View Single Post
  #5  
Old 20-01-2014, 09:43 PM
Wavytone
Registered User

Wavytone is offline
 
Join Date: Jul 2008
Location: Killara, Sydney
Posts: 4,147
Dunk the heat does not mean much seeing-wise, in winter the air is just as turbulent and there are thermals too.

What matters most ts the microclimate in your immediate vicinity - hot walls or cliffs facing west, or dark roofs that have soaked up the heat and over the evening release thermals under your line of sight.

Also bare fields or grassy paddocks with dark soils spell trouble - farmed paddocks or urban areas, the dark soil heats up and also holds a lot of moisture.

The best areas are those like the Katoomba airstrip - trees providing shade to keep the sun off the ground during the day, no hot buildings, cliffs or walls to create thermals under your line of sight, and pale sandy soil doesn't absorb much heat and releases it quickly, and also the sandy sandstone plateau doesn't hold much water so dew isn't an issue.
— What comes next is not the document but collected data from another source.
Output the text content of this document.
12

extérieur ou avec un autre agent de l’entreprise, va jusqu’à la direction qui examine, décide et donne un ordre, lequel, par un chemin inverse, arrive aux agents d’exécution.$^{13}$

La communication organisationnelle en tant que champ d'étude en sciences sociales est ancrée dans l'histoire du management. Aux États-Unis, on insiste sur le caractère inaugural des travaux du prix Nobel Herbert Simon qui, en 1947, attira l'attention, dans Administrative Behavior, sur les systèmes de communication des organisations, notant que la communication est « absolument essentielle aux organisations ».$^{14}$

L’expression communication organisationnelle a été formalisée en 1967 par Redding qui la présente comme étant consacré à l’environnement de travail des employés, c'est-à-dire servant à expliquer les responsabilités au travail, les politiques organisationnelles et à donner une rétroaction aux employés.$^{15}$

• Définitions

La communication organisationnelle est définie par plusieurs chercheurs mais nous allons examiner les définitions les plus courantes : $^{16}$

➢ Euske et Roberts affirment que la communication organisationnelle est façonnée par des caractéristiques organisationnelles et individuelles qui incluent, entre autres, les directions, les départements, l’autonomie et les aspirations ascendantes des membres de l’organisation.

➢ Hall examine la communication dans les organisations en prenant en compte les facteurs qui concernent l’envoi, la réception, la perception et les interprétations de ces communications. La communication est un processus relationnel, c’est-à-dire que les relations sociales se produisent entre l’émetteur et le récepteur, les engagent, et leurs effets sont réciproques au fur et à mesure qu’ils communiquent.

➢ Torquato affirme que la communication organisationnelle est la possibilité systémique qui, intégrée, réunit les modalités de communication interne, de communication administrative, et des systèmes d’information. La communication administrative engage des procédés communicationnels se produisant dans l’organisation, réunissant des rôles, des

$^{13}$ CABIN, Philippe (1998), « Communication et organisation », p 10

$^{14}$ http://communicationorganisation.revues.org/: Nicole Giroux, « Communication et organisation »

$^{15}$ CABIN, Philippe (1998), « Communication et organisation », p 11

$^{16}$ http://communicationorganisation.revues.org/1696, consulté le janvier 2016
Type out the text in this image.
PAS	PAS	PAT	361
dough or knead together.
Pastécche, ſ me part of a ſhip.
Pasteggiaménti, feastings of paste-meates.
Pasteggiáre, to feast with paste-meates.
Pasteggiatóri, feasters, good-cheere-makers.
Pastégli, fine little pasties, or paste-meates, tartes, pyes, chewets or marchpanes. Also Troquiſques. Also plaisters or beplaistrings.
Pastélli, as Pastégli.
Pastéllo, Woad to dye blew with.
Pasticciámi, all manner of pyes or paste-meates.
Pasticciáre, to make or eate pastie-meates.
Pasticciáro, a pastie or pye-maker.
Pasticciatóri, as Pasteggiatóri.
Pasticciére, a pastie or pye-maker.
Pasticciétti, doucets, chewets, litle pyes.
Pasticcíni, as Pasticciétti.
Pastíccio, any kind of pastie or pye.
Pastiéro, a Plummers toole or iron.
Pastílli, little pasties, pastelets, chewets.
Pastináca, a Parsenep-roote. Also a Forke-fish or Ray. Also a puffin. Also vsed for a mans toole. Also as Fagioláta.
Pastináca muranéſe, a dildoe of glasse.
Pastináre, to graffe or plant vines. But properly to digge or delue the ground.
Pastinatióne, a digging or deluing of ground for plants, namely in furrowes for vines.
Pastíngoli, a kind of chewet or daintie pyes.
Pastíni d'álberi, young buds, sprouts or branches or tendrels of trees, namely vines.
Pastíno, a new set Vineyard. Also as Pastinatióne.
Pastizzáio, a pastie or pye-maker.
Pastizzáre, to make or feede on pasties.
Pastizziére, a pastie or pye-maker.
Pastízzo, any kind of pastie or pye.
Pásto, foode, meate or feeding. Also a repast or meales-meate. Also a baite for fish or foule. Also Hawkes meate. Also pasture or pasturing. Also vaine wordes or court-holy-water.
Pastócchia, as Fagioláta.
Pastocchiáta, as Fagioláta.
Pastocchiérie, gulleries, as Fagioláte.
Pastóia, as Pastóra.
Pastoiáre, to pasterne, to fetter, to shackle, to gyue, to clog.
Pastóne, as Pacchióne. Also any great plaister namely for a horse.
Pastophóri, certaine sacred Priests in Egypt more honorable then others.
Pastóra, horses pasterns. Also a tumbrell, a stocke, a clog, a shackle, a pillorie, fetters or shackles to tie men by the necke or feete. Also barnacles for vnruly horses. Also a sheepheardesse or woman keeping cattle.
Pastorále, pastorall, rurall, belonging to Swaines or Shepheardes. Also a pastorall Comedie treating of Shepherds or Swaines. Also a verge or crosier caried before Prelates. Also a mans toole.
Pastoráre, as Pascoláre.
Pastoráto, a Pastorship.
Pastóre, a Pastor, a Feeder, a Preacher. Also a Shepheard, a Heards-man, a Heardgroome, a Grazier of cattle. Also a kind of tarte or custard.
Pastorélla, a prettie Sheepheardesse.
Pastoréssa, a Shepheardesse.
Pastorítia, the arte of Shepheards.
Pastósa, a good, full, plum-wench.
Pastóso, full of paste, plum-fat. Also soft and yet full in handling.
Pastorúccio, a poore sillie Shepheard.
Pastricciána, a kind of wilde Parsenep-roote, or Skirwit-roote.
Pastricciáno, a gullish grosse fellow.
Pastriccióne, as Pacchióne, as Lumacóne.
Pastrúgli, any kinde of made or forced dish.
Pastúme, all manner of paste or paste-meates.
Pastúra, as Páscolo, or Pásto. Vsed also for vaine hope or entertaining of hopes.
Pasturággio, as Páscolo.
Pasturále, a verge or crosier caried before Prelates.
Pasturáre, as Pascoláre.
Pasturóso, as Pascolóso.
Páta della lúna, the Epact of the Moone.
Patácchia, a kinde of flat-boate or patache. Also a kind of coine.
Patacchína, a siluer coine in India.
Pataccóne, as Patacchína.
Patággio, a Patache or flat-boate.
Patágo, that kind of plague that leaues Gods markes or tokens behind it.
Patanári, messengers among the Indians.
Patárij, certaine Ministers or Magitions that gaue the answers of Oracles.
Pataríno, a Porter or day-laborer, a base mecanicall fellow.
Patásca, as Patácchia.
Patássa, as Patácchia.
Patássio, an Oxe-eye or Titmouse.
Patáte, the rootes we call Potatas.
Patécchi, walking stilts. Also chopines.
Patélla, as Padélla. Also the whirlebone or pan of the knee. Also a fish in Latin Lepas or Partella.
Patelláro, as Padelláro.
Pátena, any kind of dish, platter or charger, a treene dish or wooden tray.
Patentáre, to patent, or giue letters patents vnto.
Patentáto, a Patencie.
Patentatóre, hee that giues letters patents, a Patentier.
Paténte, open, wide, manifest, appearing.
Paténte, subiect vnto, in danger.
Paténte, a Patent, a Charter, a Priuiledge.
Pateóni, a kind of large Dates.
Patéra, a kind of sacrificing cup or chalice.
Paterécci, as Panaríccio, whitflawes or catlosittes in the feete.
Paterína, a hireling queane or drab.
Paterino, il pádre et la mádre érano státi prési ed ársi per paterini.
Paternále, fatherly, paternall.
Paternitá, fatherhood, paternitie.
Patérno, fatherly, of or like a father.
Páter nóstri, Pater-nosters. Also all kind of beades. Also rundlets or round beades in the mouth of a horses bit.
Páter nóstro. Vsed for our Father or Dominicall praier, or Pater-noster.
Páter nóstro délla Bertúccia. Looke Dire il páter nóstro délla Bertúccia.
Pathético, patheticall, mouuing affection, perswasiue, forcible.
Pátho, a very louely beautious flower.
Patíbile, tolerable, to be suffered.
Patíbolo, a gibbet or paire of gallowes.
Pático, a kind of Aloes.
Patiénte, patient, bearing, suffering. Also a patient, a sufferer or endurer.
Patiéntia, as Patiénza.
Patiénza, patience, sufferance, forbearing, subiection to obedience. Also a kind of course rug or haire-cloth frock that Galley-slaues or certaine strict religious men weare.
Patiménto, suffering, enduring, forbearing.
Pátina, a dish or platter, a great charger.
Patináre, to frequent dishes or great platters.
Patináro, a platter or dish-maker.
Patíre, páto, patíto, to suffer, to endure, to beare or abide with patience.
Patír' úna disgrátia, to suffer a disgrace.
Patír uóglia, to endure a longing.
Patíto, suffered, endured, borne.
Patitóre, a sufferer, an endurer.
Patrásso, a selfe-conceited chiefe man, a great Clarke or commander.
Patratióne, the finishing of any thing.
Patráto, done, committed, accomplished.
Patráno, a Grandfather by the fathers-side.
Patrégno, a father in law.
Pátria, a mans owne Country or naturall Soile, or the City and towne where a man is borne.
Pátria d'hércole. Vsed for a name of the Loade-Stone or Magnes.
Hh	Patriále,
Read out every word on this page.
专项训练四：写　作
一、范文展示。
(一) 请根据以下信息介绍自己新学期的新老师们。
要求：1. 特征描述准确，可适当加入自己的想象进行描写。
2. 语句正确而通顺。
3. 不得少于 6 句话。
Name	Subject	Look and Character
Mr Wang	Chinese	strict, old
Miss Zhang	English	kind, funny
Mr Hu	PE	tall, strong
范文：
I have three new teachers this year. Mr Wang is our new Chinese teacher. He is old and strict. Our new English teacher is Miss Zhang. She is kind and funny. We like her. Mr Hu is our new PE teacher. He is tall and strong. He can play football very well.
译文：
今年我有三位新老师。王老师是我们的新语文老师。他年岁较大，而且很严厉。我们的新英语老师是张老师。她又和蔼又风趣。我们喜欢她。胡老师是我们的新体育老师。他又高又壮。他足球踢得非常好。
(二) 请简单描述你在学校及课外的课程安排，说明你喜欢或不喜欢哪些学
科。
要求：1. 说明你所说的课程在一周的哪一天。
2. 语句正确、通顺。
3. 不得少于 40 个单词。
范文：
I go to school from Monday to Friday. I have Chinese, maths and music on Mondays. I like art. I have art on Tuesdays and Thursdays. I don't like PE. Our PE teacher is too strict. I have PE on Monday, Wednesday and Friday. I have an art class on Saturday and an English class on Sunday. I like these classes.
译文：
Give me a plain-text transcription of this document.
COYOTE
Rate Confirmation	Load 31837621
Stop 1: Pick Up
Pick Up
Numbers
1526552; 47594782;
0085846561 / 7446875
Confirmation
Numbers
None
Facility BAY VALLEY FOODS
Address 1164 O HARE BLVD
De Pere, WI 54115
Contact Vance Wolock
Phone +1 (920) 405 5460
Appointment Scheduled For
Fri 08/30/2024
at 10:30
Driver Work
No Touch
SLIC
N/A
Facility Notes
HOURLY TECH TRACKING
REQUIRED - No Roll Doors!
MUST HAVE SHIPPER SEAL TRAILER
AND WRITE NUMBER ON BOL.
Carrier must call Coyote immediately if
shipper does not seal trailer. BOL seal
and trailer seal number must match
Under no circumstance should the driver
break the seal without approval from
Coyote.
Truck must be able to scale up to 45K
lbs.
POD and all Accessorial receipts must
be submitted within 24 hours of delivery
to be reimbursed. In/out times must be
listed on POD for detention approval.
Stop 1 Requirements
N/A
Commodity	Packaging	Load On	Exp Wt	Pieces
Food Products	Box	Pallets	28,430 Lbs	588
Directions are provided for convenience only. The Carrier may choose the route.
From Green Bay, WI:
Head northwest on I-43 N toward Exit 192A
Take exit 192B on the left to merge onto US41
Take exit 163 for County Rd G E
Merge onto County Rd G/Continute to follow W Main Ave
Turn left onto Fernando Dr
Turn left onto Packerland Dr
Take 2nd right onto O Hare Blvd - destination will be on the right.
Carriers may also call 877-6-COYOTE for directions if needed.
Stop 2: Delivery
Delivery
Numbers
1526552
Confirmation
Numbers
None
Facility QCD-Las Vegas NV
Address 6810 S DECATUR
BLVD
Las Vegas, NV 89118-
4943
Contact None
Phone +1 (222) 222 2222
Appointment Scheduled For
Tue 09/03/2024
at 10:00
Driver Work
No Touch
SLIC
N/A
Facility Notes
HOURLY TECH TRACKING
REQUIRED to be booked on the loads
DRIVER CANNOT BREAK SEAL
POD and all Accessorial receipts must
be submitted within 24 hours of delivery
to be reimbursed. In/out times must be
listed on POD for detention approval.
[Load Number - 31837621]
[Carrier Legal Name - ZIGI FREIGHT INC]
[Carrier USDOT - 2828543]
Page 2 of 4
Conversely if observing from home in an urban area... The atmospheric turbulence will be bad if it has been a full-sun day, any tine of year...

FWIW flying the paraglider provides a very first-hand feeling of turbulence in the air, the force on the glider tips and the rough air is immediately felt in the control lines much the same as a soaring bird would feel in their tip feathers.

The other issue in winter is that humans gave this awkward tendency to heat their home at night, which causes really bad turbulence. Not good if trying to observe in suburbia !

There's another phenomenon too - laminar airflow vs turbulent airflow. At Hargraves or Mt Blackheath the west-facing cliffs hold quite a lot of heat and it takes hours for them to release it - as thermals - during the evening. While that might seem bad, the prevailing breeze is a westerly and thanks to the width of the valley the airflow is laminar - smooth, in other words - so warm riding air isn't really troublesome. As experienced in the paraglide, in the late evening the warm air rises very smoothly out of the valley and is free of turbulence. A very nice flight.

At the airstrip however it's another matter - being so far back (kilometers) from the western ridge means the breeze over the airfield is inevitably turbulent. Hopeless for paragliders and only tolerable with a prop and very big motor. And not ideal for telescopes.

Last edited by Wavytone; 20-01-2014 at 10:24 PM.